Health reform’s critics are sounding the alarm: in 2014, they say, health insurance premiums will climb, both for small businesses and for individuals who purchase their own coverage. “Hold onto your hat,” writes  Bob Laszewski, editor of Health Care Policy and Market Place Review. “There Will Be Sticker Shock!” 

Laszweski’s piece has been cross-posted on popular blogs, and his forecasts have been popping up in mainstream newspapers, including  USA Today Such wide circulation makes Laszewski’s warnings worthy of attention, and compels me to ask an important, if impertinent, question: Is what he says true?

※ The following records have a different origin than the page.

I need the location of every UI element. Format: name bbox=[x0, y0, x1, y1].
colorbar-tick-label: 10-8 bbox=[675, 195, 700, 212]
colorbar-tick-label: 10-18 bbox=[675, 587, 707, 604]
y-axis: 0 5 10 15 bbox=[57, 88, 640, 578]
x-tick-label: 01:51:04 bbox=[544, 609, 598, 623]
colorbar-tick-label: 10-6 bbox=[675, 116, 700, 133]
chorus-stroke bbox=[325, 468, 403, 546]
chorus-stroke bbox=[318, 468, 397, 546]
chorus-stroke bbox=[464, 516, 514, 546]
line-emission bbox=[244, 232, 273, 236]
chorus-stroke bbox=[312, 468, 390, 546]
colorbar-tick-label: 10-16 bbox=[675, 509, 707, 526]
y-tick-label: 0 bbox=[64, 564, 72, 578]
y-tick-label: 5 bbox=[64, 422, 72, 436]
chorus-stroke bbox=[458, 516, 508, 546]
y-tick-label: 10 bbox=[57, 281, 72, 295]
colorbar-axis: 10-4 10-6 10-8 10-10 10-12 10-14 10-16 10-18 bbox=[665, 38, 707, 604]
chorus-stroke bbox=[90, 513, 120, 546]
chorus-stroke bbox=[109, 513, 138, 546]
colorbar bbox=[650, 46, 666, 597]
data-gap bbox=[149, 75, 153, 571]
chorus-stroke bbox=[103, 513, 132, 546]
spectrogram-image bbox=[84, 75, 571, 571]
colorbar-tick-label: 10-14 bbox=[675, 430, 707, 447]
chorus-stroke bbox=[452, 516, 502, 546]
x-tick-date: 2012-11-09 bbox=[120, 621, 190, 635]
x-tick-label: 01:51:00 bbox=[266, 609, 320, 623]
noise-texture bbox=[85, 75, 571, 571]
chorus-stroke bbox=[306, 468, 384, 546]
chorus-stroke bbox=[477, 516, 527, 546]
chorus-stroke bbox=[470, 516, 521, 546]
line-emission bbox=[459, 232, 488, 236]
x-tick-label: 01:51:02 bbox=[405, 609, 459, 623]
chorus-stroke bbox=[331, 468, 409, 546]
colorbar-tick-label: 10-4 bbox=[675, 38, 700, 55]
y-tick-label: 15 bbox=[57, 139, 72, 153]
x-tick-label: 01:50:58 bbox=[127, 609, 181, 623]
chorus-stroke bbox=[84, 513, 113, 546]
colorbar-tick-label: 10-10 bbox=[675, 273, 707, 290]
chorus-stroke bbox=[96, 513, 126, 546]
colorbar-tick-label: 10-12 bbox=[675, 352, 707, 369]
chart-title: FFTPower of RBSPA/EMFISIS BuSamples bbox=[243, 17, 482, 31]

Cherry-picking a CBO report

The Congressional Budget Office expects  that the ACA will have a “negligible” effect on the premiums that large employers pay for insurance, and most experts agree. But in the individual market, Laszewski claims that CBO projections show “10% to 13% premium increases.”

Here is what the CBO actually said:

About 57 percent of people buying [their own] insurance would receive subsidies  via the new insurance exchanges, and those subsidies, on average, would cover nearly two-thirds of the total premium.

“Thus, the amount that subsidized enrollees would pay would be roughly 56 percent to 59 percent lower, on average, than the premiums charged under current law.”

Wait a minute: “56 to 59 percent lower?” Where does Laszweski get “10 percent to 13 percent higher?